In a room inside Dankmeyer Prosthetics and Orthotics, employees are making and modifying prosthetic limbs for those who need them.
“We’re the interface between the patient and getting their device managed. And we do mostly custom work,” Mark Hopkins, co-owner of Dankmeyer Prosthetics and Orthotics, said. “Everything we do is a compromise, and we know that. And just to be simplistic about it we’re always looking to build a better mousetrap.”
There are many different types of prostheses. Though the technology is getting better, Hopkins said they regularly face new challenges.
“The more the client has to think about what they're doing with the device, the less they can do of other things,” Hopkins said.
“The more feedback the user of the hand gets, the better they’re going to be able to use it,” Andrew Rubin said. He is one of Hopkins’ clients and has both a prosthetic leg and hand.
“This isn't a hand, right?
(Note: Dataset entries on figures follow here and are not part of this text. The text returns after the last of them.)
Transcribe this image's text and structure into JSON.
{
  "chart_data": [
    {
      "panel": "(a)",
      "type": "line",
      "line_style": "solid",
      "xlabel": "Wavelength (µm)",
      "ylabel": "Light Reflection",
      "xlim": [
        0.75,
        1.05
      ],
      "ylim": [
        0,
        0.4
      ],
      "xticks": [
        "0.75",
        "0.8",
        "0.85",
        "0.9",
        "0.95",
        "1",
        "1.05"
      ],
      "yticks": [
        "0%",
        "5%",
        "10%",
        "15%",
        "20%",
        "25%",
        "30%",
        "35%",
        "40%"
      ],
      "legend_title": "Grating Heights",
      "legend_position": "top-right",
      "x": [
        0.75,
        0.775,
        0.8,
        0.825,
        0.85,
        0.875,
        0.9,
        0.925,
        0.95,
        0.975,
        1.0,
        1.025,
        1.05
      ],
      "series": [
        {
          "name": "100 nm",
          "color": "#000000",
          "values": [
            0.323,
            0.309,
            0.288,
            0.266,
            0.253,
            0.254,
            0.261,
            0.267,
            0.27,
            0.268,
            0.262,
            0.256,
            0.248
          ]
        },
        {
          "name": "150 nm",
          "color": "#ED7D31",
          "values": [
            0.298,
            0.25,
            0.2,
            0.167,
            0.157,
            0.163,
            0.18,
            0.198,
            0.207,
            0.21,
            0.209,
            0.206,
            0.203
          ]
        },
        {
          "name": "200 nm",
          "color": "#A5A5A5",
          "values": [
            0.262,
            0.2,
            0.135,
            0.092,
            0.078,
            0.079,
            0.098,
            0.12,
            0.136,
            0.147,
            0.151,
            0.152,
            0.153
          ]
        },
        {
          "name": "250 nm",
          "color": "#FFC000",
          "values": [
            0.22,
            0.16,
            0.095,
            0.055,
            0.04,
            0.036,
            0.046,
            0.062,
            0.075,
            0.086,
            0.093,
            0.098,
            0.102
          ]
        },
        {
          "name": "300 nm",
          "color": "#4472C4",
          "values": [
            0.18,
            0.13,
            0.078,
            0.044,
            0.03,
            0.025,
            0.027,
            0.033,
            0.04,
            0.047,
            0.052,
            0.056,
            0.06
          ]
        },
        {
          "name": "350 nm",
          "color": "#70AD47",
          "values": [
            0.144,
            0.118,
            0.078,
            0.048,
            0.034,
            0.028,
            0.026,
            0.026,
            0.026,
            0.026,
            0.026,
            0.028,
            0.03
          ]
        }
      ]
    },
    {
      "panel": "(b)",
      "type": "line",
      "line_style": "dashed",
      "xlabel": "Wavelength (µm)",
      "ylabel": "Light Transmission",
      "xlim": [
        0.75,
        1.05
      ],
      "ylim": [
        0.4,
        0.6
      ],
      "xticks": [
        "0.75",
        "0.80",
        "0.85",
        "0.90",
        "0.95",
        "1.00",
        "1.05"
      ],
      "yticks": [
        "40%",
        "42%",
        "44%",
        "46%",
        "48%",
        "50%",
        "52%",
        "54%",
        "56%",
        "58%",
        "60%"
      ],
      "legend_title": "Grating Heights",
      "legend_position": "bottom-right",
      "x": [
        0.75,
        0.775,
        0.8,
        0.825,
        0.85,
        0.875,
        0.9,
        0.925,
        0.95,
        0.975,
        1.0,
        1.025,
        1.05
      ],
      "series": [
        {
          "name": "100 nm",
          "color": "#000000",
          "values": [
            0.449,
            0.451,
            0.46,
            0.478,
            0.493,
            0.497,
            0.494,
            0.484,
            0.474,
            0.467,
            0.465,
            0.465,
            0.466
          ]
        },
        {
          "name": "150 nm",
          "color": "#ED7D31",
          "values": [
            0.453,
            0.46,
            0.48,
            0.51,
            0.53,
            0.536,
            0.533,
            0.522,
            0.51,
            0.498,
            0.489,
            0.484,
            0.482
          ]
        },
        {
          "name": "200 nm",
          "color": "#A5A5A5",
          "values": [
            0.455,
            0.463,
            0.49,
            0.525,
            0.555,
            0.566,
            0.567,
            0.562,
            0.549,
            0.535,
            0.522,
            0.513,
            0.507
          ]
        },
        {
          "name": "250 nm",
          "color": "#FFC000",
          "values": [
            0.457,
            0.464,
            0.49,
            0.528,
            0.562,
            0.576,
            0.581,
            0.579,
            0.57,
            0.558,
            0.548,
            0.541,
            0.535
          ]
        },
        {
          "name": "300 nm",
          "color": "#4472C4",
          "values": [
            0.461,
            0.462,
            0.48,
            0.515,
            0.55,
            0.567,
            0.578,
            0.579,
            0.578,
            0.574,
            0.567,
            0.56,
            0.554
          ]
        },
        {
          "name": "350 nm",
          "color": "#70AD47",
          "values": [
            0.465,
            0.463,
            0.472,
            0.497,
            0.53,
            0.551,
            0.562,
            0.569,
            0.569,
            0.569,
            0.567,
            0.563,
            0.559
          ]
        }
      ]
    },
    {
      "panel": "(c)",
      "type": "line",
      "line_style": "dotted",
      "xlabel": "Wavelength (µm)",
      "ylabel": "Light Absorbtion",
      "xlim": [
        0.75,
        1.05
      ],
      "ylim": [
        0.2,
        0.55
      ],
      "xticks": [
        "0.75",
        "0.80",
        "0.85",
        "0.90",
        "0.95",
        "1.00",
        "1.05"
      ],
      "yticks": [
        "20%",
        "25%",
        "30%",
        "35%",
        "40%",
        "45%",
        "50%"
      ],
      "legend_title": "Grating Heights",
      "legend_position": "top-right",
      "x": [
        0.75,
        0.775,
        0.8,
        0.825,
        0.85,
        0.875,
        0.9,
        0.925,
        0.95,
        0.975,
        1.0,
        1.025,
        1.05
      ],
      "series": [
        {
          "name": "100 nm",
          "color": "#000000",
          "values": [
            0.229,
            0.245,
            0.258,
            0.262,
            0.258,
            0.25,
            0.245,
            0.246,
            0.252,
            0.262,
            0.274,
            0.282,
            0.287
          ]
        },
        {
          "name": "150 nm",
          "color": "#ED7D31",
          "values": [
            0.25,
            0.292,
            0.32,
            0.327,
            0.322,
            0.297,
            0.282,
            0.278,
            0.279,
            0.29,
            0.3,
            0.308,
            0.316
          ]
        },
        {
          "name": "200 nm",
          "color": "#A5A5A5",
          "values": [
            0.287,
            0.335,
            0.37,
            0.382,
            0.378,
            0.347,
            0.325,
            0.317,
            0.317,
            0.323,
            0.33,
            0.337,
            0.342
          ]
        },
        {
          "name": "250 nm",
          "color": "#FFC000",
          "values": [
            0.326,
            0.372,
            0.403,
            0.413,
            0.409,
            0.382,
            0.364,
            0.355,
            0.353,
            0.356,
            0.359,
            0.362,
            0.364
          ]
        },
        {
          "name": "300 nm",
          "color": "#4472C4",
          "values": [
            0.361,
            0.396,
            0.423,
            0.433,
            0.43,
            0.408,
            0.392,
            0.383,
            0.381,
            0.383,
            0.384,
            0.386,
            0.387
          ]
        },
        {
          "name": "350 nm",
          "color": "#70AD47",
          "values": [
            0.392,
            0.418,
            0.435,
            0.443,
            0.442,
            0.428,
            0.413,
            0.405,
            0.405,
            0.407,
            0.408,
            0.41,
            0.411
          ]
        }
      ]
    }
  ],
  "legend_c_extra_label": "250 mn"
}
It’s just a device and I would really like the research to get to a place where it begins to think of the hand as a smart hand, a hand that can do things without me necessarily thinking about doing it,” he said.
“We know that some of the advanced designs we’re developing reduce the cognitive load, which makes us optimistic,” Hopkins said.
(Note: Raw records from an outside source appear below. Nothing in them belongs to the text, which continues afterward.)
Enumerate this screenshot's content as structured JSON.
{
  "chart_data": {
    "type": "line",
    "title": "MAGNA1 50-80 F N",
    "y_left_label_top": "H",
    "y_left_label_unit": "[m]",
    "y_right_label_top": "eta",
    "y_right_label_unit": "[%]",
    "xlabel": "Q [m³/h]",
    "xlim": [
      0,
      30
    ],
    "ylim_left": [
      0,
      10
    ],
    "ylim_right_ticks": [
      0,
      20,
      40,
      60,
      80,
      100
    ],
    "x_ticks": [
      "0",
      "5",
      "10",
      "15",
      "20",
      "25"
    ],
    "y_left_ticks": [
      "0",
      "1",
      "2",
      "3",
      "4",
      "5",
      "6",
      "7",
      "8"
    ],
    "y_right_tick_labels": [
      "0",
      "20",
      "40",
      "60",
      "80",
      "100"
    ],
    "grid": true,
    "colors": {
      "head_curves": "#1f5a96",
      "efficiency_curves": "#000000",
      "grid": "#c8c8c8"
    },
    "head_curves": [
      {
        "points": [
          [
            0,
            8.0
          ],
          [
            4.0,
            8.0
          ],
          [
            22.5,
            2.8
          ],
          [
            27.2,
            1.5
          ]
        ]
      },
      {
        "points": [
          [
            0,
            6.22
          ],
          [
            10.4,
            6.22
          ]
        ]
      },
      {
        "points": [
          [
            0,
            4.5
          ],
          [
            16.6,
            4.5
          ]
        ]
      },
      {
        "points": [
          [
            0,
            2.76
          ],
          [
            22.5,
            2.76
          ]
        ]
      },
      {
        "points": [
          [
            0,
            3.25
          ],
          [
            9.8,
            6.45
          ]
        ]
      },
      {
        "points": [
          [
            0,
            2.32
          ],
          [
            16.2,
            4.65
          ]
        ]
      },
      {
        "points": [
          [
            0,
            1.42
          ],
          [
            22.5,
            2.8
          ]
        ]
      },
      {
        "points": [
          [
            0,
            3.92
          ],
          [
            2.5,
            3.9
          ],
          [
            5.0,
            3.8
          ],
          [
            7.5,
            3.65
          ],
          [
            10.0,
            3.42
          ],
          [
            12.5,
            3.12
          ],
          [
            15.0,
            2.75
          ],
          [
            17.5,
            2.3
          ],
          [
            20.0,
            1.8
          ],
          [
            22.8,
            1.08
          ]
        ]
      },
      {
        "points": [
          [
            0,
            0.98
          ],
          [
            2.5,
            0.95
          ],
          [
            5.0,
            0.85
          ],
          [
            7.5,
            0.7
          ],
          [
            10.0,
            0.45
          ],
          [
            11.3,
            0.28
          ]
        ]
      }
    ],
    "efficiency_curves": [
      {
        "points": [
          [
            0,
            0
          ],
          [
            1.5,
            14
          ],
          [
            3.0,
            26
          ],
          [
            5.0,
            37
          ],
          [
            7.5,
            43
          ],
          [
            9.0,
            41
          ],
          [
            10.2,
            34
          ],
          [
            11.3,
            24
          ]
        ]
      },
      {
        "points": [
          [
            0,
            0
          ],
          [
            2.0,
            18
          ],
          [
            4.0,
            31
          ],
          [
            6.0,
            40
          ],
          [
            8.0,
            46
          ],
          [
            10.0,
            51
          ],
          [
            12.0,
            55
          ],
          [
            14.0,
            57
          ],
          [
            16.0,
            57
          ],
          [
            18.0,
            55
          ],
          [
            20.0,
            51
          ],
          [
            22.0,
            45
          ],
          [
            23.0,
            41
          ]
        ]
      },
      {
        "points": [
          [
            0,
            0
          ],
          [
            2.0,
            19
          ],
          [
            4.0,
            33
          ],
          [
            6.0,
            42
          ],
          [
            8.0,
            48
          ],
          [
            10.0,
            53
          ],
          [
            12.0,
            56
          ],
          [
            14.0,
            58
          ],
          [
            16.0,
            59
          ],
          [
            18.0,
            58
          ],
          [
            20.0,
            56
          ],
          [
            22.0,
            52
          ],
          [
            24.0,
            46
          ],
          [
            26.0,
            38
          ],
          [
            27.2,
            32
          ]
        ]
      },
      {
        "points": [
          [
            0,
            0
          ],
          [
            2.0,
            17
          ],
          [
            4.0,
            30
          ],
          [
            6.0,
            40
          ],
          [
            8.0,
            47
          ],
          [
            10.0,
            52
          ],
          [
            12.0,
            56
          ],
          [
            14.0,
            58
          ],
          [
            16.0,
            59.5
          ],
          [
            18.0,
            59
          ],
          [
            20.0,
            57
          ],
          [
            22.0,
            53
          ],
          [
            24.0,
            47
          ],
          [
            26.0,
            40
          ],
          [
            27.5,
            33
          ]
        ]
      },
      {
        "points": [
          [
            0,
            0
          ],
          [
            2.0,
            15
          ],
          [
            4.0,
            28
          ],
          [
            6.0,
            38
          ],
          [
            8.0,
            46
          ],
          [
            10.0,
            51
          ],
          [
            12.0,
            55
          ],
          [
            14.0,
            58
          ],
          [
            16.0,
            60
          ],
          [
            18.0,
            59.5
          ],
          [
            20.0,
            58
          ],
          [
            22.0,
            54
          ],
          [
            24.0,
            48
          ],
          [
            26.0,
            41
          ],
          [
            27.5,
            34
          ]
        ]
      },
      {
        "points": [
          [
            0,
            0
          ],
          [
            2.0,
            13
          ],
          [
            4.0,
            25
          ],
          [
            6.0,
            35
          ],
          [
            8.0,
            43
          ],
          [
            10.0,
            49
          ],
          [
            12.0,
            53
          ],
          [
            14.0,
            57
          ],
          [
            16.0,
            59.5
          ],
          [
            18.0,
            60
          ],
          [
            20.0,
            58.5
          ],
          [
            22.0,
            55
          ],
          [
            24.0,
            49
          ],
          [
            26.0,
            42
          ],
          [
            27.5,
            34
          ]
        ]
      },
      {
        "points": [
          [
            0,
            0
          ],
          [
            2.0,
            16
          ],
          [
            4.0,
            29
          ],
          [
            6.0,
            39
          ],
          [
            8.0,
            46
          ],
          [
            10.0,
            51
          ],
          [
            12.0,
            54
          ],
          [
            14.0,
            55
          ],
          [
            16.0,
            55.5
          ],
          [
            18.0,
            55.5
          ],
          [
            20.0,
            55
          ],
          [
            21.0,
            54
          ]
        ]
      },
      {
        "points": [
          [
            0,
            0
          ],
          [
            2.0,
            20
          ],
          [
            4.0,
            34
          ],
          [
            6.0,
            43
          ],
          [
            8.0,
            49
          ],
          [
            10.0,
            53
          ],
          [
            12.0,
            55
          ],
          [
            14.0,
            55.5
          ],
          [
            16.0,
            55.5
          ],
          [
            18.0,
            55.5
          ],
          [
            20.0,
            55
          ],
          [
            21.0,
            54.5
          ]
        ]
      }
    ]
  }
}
It’s something Jeremy Brown and his lab at Johns Hopkins University has been working on advancing.
“Right now most commercial prostheses do not allow an amputee to feel with their prosthetic limb,” Jeremy Brown with the Haptics and Medical Robotics Laboratory at Johns Hopkins University, said. “Really we’re looking at the application of haptic feedback in prosthetics.”
“It’s sort of hard, I think, to understand what life without touch is,” he said.
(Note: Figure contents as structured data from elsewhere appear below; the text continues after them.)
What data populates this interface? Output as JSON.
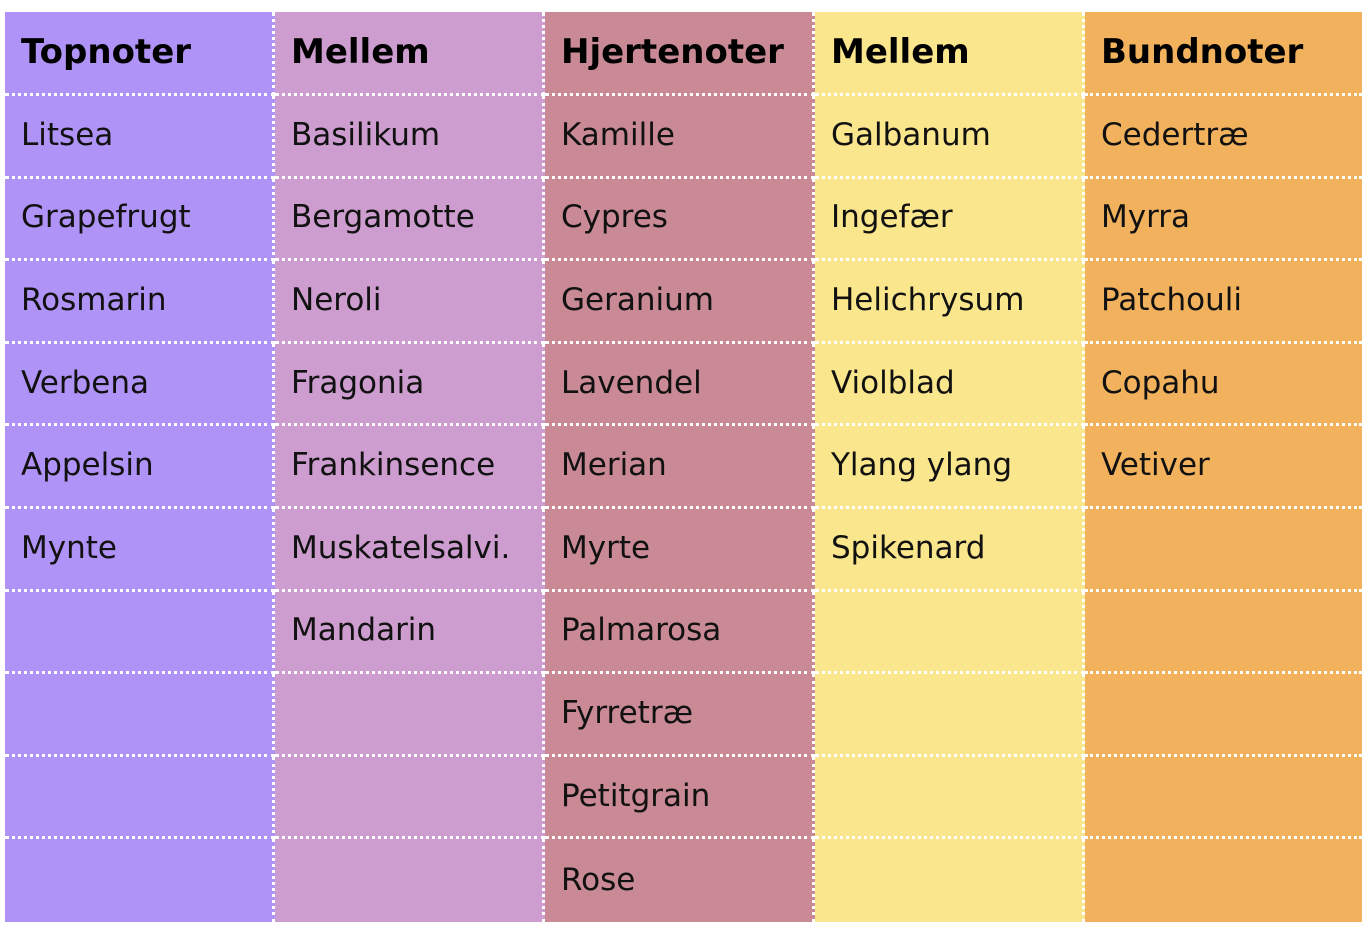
{
  "colors": [
    "#b093f6",
    "#cc9dce",
    "#c98a95",
    "#fae68c",
    "#f2b25d"
  ],
  "columns": [
    {
      "header": "Topnoter",
      "items": [
        "Litsea",
        "Grapefrugt",
        "Rosmarin",
        "Verbena",
        "Appelsin",
        "Mynte",
        "",
        "",
        "",
        ""
      ]
    },
    {
      "header": "Mellem",
      "items": [
        "Basilikum",
        "Bergamotte",
        "Neroli",
        "Fragonia",
        "Frankinsence",
        "Muskatelsalvi.",
        "Mandarin",
        "",
        "",
        ""
      ]
    },
    {
      "header": "Hjertenoter",
      "items": [
        "Kamille",
        "Cypres",
        "Geranium",
        "Lavendel",
        "Merian",
        "Myrte",
        "Palmarosa",
        "Fyrretræ",
        "Petitgrain",
        "Rose"
      ]
    },
    {
      "header": "Mellem",
      "items": [
        "Galbanum",
        "Ingefær",
        "Helichrysum",
        "Violblad",
        "Ylang ylang",
        "Spikenard",
        "",
        "",
        "",
        ""
      ]
    },
    {
      "header": "Bundnoter",
      "items": [
        "Cedertræ",
        "Myrra",
        "Patchouli",
        "Copahu",
        "Vetiver",
        "",
        "",
        "",
        "",
        ""
      ]
    }
  ]
}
Processes like holding something delicate are more difficult for those with prosthetic limbs. “Pick up an object like an egg without being concerned that if you squeeze to hard you might break it,” Brown explained.
In the lab, they are using a test device that provides vibration feedback to let the user know when they are squeezing too tight, or not enough.
“We all have kind of experienced viral tactile feedback with consumer electronic cell phones. Anytime your phone vibrates to let you know someones calling you or texting you, that’s just the vibration cue and that's essentially what we’re using in our lab for research purposes. And what we're doing is tying the intensity of that vibration...to how much force you’re squeezing with on the prosthesis,” Brown explained.
Rubin says he can see how this tech can help with sensation. “I can see it’s important...in terms of refining my ability to control things,” he said.
These devices are getting more advanced as more technologies are integrated -- from haptics to Bluetooth to 3D printing. Brown hopes to soon have more participants to test haptic feedback.
“My hope is that this research eventually leads to future prosthetic devices that function the same way our natural limbs do,” Brown said.
“There are a lot of people in the world that have missing limbs...if they are limited in their recovery from their disease or trauma or unable to get to functional independence or good quality of life, we’re just missing out all these people could be contributing, and for me, that’s the bigger picture,” Hopkins said.